Electronically processed data contained within the filing system are protected with firewalls, passwords and other necessary data security measures in accordance with current methods in the field. Only identifiable individuals employed by the data controller or companies acting on behalf of or under commission by the data controller who have signed confidentiality agreements have access to data stored in the filing system by means of unique access permissions.
The data subject has the right to check what information about him or her is in the register.

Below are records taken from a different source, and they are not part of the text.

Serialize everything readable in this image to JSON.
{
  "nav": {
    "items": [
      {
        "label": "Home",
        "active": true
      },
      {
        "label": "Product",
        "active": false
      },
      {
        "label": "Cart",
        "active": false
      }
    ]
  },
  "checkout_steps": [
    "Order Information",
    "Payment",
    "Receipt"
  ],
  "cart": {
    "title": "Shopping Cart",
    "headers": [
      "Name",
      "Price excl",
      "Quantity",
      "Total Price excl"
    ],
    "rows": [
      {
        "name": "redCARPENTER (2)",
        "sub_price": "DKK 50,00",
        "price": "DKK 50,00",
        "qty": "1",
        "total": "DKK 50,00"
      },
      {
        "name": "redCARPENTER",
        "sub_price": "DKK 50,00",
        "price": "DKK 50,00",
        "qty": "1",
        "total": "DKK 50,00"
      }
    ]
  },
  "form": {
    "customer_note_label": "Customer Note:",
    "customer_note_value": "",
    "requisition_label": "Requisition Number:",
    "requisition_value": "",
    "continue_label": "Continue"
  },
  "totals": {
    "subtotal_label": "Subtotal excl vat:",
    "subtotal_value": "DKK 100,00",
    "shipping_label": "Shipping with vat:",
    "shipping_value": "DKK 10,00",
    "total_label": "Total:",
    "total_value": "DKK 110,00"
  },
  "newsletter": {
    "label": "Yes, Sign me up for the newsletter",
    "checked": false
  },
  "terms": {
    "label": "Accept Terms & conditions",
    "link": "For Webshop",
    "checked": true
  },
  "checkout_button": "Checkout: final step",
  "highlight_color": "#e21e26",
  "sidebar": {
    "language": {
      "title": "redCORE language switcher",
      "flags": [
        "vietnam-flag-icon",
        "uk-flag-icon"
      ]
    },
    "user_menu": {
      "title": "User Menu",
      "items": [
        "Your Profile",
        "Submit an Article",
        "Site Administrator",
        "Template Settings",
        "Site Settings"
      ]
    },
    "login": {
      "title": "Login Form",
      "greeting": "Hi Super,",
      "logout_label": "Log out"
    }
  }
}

The request for inspection must be made in writing to a verifiably identifiable e-mail address.
Where a legitimate interest is used as a ground for processing, the data subject does not have the right to transfer his or her data from one system to another.
Taking into account the purposes of processing, any data stored in the filing system that is inaccurate, unnecessary, incomplete, or outdated must be erased or rectified. The written and signed request for rectification should be sent to the company’s customer service or the personal data filing system’s administrator. The request should specify what information should be rectified and on what grounds. Rectification shall be carried out without delay. Notification of rectification will be sent to the party who provided the inaccurate data or to whom the data were disclosed. If a request for rectification is denied, the responsible person of the filing system will provide a written document stating the grounds for the denial of the request for rectification. The data subject concerned may then pass the matter alongto the Data Protection Ombudsman.
The data subject has the right to request restriction of processing, for example if the personal data in the register are inaccurate. Contact the person responsible for the register.
The data subject has the right to request personal data concerning him or her and the right to request the rectification or erasure of personal data. Such requests may be addressed to the contact person of the register.
If you consider that an infringement of the General Data Protection Regulation has occurred in the processing of your personal data, you have the right to lodge a complaint with a supervisory authority. The complaint can also be lodged in a member state where you are a permanent resident or where you are employed. Contact information for the Finnish national supervisory authority: Office of the Data Protection Ombudsman PL 800, Lintulahdenkuja 4, 00530 Helsinki tel. +358 29 566 6700 tietosuoja@om.fi www.tietosuoja.fi/en/
Data subjects have the right to object to the disclosure and processing of their data for direct marketing and other marketing purposes, to request that their data be made anonymous where applicable, and to be completely forgotten.